Model Selection & Specialization: Introduction

Choosing a Model Strategy

In the previous section we set up the context bridge: the infrastructure that lets an AI see your code, your build system, and the Vulkan specification. The next question is which model to actually use, and for what.

Not all LLMs are equally suited to this work. Some are strong at reasoning and architectural questions but slow; others are tuned for fast C++23 code completion but weaker on high-level design. This section is about matching a model to a task rather than defaulting to whichever one is popular.

Base weights vs. live context

There’s a useful distinction between what a model knows from training and what it can see at inference time:

  1. The base model. This is the model as shipped, trained on some snapshot of public C++ code and the Vulkan spec as it existed at training time.

  2. Added context. This is how you give the model information specific to your project. The main mechanisms are:

    • MCP (Model Context Protocol): real-time access to the current Vulkan spec and your local project files.

    • RAG (Retrieval-Augmented Generation): a searchable index of your engine’s internal docs, coding standards, and past decisions.

    • Fine-tuning (LoRA): a small trained adjustment that teaches the model your naming conventions — for example, that this engine uses vk::raii and never raw pointers.

Why this matters for Vulkan

Vulkan changes fairly often — new extensions land regularly, and recommended practice shifts over time (dynamic rendering over render passes, descriptor buffers over descriptor sets, and so on). A couple of practical consequences follow:

  • A general-purpose model can suggest an older pattern simply because it was more common in its training data.

  • Graphics code is unforgiving of small mistakes in memory offsets, alignment, and synchronization. A model that’s usually right but occasionally wrong on these details can cost you more debugging time than it saves, unless it also knows your engine’s specific wrappers.

What’s ahead in this section

The next few chapters walk through selecting and adapting a model:

We start with selecting a base model, comparing options like Qwen 3-Coder, Mistral-Nemo, and Llama 4, and looking at which ones are worth the latency cost for architectural work versus which are better suited to fast autocomplete and shader iteration.

Then we cover hardware and VRAM budgeting.

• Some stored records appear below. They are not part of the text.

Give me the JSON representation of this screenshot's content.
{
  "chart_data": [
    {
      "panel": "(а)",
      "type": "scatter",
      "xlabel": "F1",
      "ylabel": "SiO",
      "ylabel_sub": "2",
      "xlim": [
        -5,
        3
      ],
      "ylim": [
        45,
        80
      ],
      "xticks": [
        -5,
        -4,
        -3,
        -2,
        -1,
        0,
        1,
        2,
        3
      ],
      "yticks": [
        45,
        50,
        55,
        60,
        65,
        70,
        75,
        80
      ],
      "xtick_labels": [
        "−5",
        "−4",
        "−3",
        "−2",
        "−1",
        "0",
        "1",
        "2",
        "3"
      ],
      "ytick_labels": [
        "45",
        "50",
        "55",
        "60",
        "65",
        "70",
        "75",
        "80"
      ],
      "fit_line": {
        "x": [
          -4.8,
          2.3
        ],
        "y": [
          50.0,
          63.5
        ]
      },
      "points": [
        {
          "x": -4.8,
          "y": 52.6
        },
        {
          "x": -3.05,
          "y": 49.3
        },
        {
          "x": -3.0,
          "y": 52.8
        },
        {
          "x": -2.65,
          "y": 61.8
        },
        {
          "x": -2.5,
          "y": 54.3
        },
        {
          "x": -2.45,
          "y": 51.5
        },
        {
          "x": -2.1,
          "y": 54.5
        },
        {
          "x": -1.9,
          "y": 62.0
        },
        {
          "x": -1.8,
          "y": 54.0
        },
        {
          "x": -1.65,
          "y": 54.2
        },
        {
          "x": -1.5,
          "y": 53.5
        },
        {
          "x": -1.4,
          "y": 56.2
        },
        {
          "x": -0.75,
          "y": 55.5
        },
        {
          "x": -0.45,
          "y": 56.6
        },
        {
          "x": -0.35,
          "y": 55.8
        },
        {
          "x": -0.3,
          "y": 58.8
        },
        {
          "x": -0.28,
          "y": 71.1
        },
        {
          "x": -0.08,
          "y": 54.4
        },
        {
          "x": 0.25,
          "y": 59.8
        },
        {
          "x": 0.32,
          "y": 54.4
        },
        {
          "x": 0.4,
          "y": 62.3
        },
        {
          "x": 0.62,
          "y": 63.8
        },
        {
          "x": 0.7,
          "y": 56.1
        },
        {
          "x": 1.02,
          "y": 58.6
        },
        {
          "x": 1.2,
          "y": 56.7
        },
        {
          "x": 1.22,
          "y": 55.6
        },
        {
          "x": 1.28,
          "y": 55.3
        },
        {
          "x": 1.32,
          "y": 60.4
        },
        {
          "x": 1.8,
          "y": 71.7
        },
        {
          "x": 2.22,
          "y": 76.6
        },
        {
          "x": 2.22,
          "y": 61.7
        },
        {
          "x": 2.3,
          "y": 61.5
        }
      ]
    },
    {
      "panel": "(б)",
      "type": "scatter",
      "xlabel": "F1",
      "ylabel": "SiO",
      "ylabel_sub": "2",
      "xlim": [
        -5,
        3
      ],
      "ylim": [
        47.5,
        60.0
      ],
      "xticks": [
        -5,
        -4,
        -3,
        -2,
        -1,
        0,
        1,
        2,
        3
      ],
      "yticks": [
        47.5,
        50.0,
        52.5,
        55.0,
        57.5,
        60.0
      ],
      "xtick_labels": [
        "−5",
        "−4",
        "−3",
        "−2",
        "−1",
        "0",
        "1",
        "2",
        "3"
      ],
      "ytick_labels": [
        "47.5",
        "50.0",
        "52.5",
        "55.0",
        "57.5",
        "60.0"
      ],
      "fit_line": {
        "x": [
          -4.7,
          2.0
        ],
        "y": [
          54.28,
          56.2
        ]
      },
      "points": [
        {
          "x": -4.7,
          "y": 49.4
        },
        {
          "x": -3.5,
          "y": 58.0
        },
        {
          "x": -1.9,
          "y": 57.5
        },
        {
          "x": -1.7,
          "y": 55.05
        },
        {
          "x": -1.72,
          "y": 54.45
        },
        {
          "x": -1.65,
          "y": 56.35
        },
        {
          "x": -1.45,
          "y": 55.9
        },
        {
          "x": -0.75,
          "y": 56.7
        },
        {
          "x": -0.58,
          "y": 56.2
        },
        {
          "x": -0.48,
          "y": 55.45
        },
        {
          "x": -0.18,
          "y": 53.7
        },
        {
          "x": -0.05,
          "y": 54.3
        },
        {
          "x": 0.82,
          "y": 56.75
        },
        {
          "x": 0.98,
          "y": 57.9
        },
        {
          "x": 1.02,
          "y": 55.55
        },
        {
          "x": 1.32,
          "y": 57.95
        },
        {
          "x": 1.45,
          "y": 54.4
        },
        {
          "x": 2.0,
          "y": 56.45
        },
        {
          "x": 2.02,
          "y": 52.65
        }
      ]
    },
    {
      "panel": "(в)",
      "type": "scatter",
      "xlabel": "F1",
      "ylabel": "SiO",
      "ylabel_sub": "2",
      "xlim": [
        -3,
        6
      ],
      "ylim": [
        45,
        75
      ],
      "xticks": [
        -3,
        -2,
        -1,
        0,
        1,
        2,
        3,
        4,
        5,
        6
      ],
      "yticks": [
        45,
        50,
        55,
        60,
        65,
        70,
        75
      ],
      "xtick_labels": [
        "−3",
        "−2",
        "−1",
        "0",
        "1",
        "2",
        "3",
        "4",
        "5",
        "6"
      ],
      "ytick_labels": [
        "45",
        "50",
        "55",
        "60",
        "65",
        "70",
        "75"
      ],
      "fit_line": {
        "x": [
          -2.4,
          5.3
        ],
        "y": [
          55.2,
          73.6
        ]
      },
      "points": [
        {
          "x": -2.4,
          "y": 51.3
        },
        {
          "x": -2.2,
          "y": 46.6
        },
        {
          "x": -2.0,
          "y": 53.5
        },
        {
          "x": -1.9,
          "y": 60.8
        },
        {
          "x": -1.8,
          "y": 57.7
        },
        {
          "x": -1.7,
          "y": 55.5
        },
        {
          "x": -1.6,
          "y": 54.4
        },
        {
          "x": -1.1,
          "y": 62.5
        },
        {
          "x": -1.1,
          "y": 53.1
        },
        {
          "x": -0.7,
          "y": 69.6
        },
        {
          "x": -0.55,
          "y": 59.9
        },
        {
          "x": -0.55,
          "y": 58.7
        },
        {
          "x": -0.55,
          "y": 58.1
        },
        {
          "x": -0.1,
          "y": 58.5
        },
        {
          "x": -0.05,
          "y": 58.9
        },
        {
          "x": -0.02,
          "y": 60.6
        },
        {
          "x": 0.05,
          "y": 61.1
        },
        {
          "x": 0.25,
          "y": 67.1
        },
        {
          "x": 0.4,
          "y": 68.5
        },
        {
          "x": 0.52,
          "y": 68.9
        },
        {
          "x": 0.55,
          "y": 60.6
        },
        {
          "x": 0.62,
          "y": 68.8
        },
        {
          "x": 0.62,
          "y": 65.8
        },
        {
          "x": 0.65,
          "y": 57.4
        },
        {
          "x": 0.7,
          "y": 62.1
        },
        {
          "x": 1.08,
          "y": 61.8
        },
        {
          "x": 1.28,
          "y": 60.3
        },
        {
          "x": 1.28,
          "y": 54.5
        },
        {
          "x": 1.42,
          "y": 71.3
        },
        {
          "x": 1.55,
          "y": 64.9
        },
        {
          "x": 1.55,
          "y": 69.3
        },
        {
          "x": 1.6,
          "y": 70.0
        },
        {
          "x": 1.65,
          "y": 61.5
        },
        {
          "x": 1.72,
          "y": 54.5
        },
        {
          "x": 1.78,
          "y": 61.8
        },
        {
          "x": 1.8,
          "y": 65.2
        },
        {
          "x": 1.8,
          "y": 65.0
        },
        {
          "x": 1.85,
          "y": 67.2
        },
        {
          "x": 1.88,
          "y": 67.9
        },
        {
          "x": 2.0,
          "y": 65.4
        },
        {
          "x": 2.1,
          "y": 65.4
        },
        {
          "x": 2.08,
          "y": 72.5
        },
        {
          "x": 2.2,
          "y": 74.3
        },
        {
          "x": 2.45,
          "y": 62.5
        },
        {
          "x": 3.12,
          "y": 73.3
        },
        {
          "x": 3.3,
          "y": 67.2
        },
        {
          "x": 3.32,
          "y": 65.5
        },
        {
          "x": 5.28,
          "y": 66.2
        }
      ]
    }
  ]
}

Running models locally has a real cost in GPU memory, and we’ll go through the arithmetic — including the KV cache and quantization — for figuring out how much you actually have to work with alongside a Vulkan application.

After that, MCP and RAG specialization: using MCP to point your AI at the live Vulkan registry (vk.xml), and RAG to index your own engine’s code and docs, so suggestions stay both spec-correct and consistent with your codebase.

Finally, for anyone who wants to go further, fine-tuning with LoRA — using a stronger cloud model to help generate training data, then training a small adapter that bakes your engine’s conventions into a local model so it doesn’t need constant reminding.

By the end of this section you’ll have a model setup that’s aware of both the Vulkan spec in general and your codebase in particular, rather than a generic assistant with no project context.